To fully appreciate what the government has accomplished, it’s worth pointing out that a few decades ago, Costa Rica had the highest deforestation rate in Latin America, reaching a peak of 153,000 acres a year in the early 1990s. By then, one-third of the country had been converted to farming and grazing. Today, Costa Rica is a global leader in reforestation: more than half of the cleared land has been reforested, and as the political scientist Cullell notes, one-quarter of the country is now officially in environmental protection zones.

One of the architects of Costa Rica’s environmental policies is Carlos Manuel Rodriguez, vice president for conservation policy at Conservation International and the country’s former minister of environment and energy. “The success that Costa Rica has had in conservation is related to the success it’s had in human development,” Rodriguez says. “When my grandfather was born at the beginning of the 20th century, Costa Rica was poorer than Haiti, Nicaragua and Honduras. When I was born, the per capita income in Nicaragua was double that of Costa Rica’s, and half of Costa Rica’s GDP was generated by the agriculture. Today, it’s less than 7 percent.”

You can’t expect to sustain environmental quality if you have high levels of poverty. But, in the case of Costa Rica, you probably can’t reduce poverty without sustaining environmental quality. “The difference was to make conservation into an engine for economic development,” Rodriguez says. “We put the conservation agenda front and center because we saw that putting areas under conservation made economic sense. That’s where tourists go, and where the water for hydroelectric power comes from.”

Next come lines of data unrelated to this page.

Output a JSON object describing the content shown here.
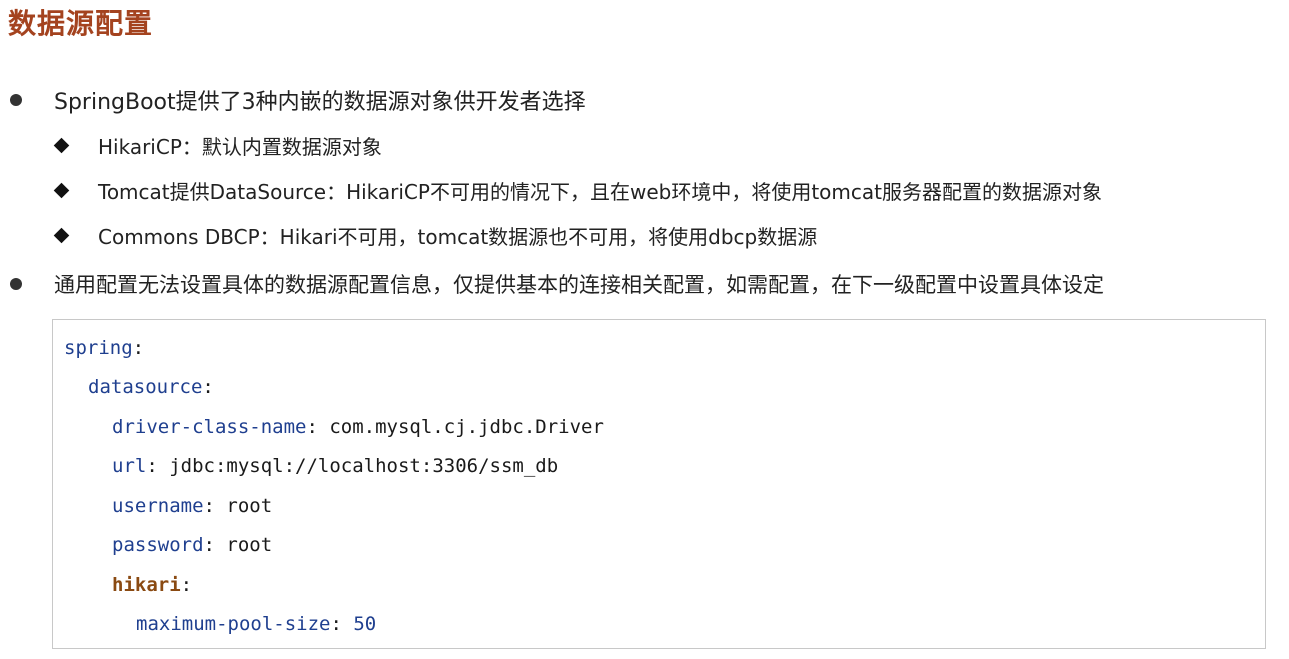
{
  "title": "数据源配置",
  "bullets": [
    {
      "text": "SpringBoot提供了3种内嵌的数据源对象供开发者选择",
      "sub_items": [
        "HikariCP：默认内置数据源对象",
        "Tomcat提供DataSource：HikariCP不可用的情况下，且在web环境中，将使用tomcat服务器配置的数据源对象",
        "Commons DBCP：Hikari不可用，tomcat数据源也不可用，将使用dbcp数据源"
      ]
    },
    {
      "text": "通用配置无法设置具体的数据源配置信息，仅提供基本的连接相关配置，如需配置，在下一级配置中设置具体设定"
    }
  ],
  "code": {
    "lines": [
      {
        "key": "spring",
        "sep": ":",
        "value": ""
      },
      {
        "key": "datasource",
        "sep": ":",
        "value": ""
      },
      {
        "key": "driver-class-name",
        "sep": ": ",
        "value": "com.mysql.cj.jdbc.Driver"
      },
      {
        "key": "url",
        "sep": ": ",
        "value": "jdbc:mysql://localhost:3306/ssm_db"
      },
      {
        "key": "username",
        "sep": ": ",
        "value": "root"
      },
      {
        "key": "password",
        "sep": ": ",
        "value": "root"
      },
      {
        "key": "hikari",
        "sep": ":",
        "value": ""
      },
      {
        "key": "maximum-pool-size",
        "sep": ": ",
        "value": "50"
      }
    ]
  },
  "colors": {
    "title": "#a4431f",
    "code_key": "#1f3f8f",
    "code_key_bold": "#8a4a12",
    "code_number": "#1f3f8f"
  }
}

Forest preservation gets a big boost from incentives to landowners, both large and small. “If we just prohibit cutting, you’re going to get it illegally,” he says. This is very much the case in most Latin American countries, where deforestation is rampant in spite of draconian laws intended to control it.

 
You can’t expect to sustain environmental quality if you have high levels of poverty. But, in the case of Costa Rica, you probably can’t reduce poverty without sustaining environmental quality.
 

“If you give people an incentive that is greater than the opportunity cost in cutting down the forest, as we’ve done here, then you’ll stop deforestation,” Rodriguez argues. “And we don’t need to be policing this. The market does that for us.” When a financial push is needed, the incentives are paid for mostly by taxes on fossil fuels used in transportation.

I ask if there is a contradiction in his former role as minister of the environment as well as energy and mining. “On the contrary,” Rodriguez says. “At the end of the day, you’re working with natural resources, some of which are renewable and some [of which] aren’t. By keeping them divided, you just create conflict among interest groups and contradictory public policy.”

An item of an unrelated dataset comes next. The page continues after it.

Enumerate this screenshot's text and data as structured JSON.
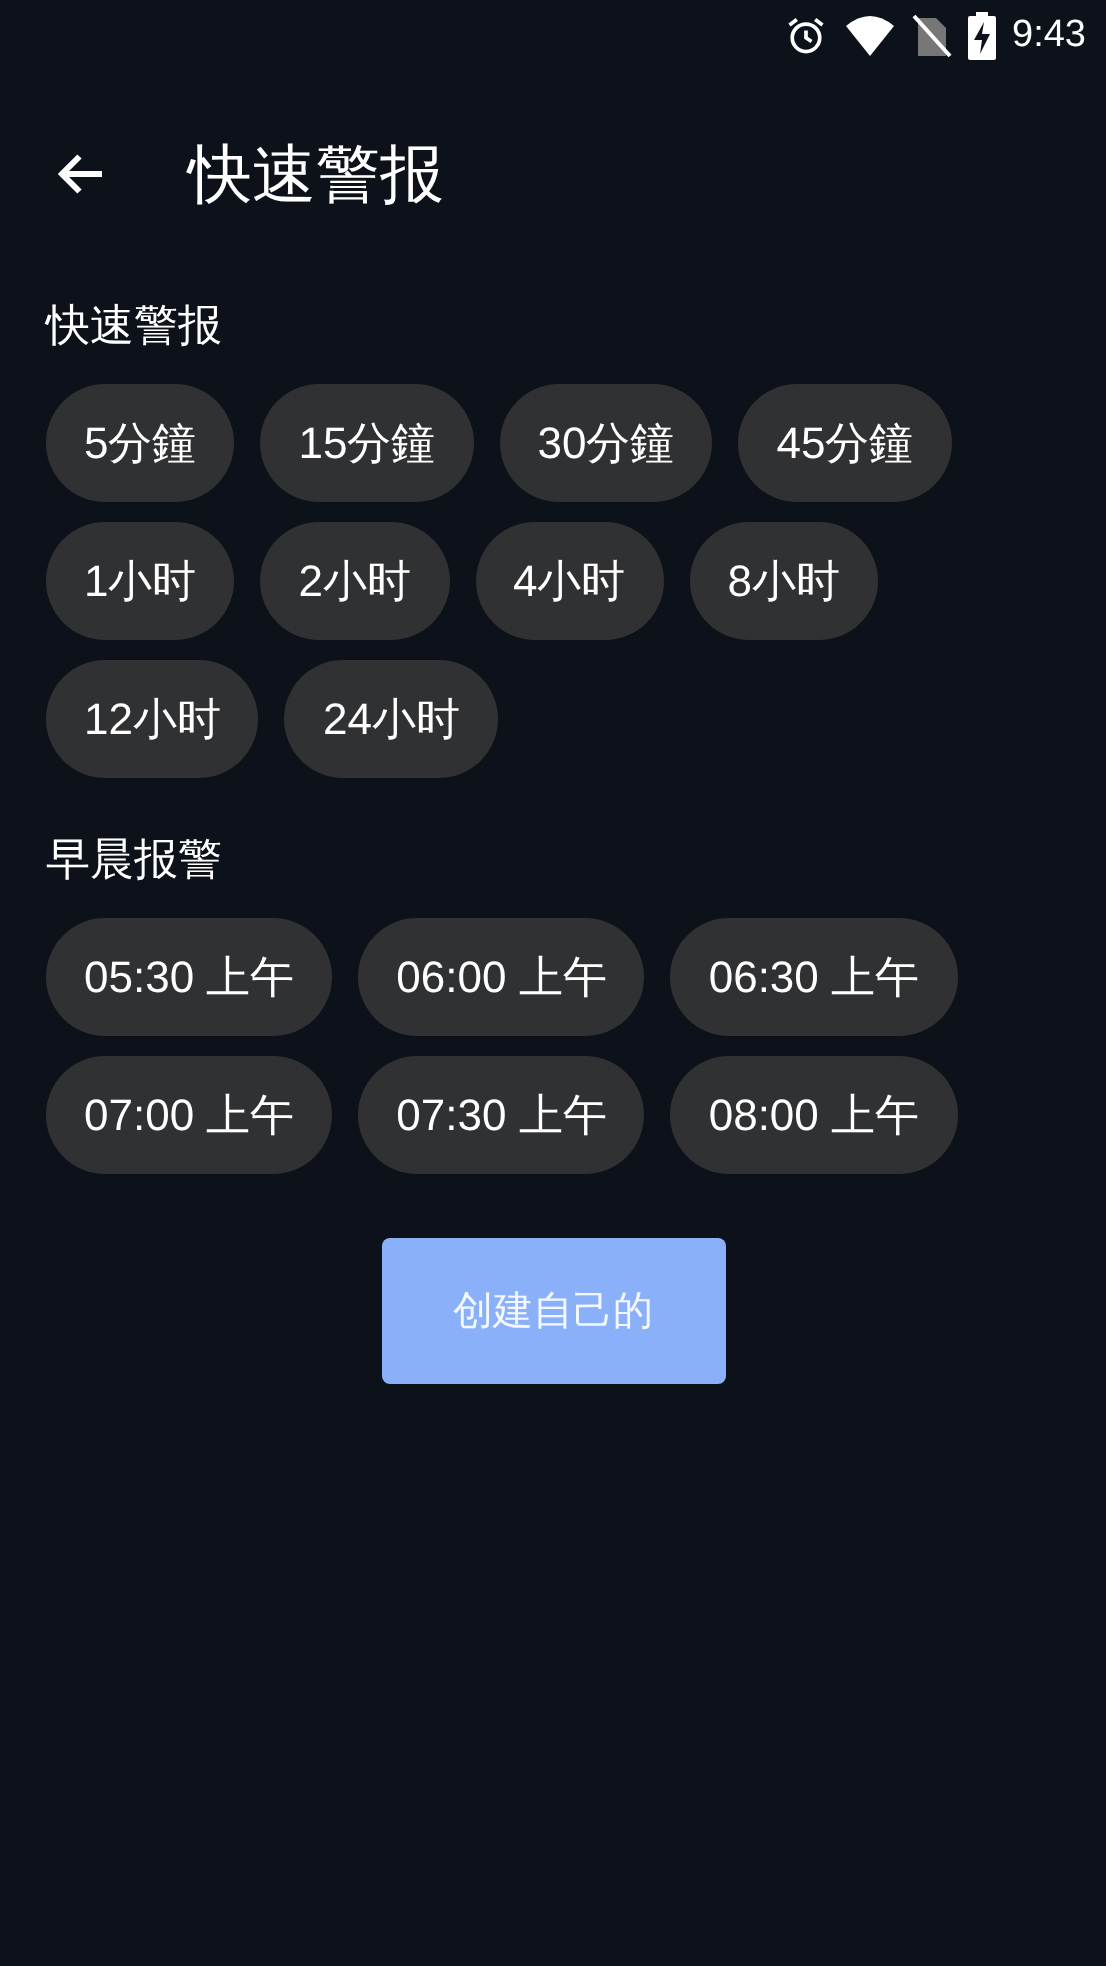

In 1986, when Costa Rica integrated the energy and environmental ministries, 40 percent of electricity was generated with fossil fuels. Today, almost all power generation is with renewables. The challenge is in transportation. The government wants to mandate 40 percent electric vehicles by 2030, and it also wants to take one million cars off the road.

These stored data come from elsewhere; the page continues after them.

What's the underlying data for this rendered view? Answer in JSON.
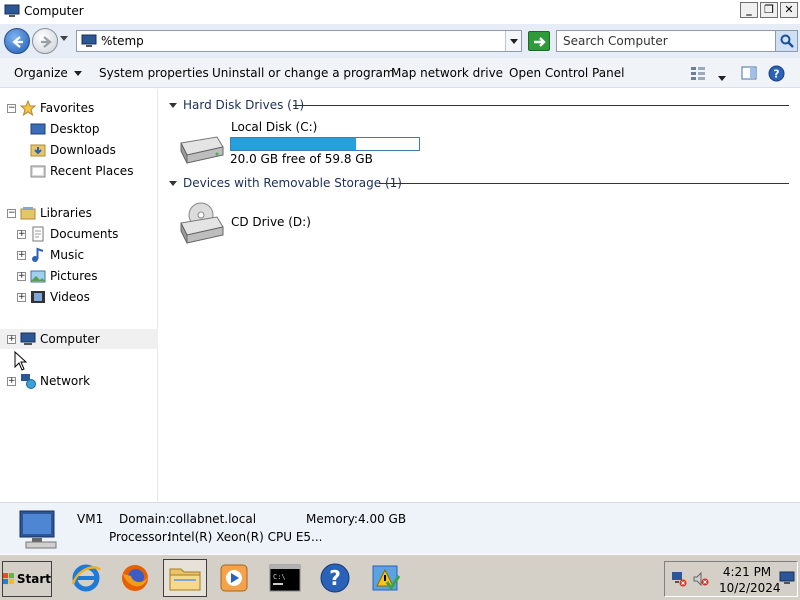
{
  "window": {
    "title": "Computer"
  },
  "address": {
    "value": "%temp",
    "search_placeholder": "Search Computer"
  },
  "toolbar": {
    "organize": "Organize",
    "system_properties": "System properties",
    "uninstall": "Uninstall or change a program",
    "map_network": "Map network drive",
    "control_panel": "Open Control Panel"
  },
  "sidebar": {
    "favorites": "Favorites",
    "desktop": "Desktop",
    "downloads": "Downloads",
    "recent_places": "Recent Places",
    "libraries": "Libraries",
    "documents": "Documents",
    "music": "Music",
    "pictures": "Pictures",
    "videos": "Videos",
    "computer": "Computer",
    "network": "Network"
  },
  "content": {
    "hdd_group": "Hard Disk Drives (1)",
    "removable_group": "Devices with Removable Storage (1)",
    "local_disk": {
      "name": "Local Disk (C:)",
      "free_text": "20.0 GB free of 59.8 GB",
      "used_fraction": 0.665
    },
    "cd_drive": {
      "name": "CD Drive (D:)"
    }
  },
  "details": {
    "name": "VM1",
    "domain_label": "Domain:",
    "domain_value": "collabnet.local",
    "memory_label": "Memory:",
    "memory_value": "4.00 GB",
    "processor_label": "Processor:",
    "processor_value": "Intel(R) Xeon(R) CPU E5..."
  },
  "taskbar": {
    "start": "Start",
    "time": "4:21 PM",
    "date": "10/2/2024"
  },
  "colors": {
    "accent": "#26a0da",
    "address_bg": "#e6edf7",
    "toolbar_bg": "#f0f4f9",
    "taskbar_bg": "#d4d0c8"
  }
}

The government’s critics argue that the cost of ambitious decarbonization is too high for a middle-income country like Costa Rica. Rodriguez isn’t short on responses. “We look at the cost of importing fossil fuels, the gridlock that private vehicles cause, the health issues, and we estimate these costs to be over three billion dollars a year,” he says. “Decarbonizing is going to open the door to a new paradigm of development, just as getting rid of the armed forces thrust my grandparents into a new era.”

• • •

Americans chafe at the specter of refugees streaming in from Central America, but are disinclined to focus on the causes — or the perverse incentives created by cutting U.S. aid to countries battered by poverty, climate change and organized violence. It would behoove us all to take a closer look at Costa Rica.

To be sure, it isn’t Switzerland with palm trees. But Costa Rica’s ambitions to provide a good life for its own citizens without turning a cold shoulder to less fortunate neighbors is a model we might well imitate.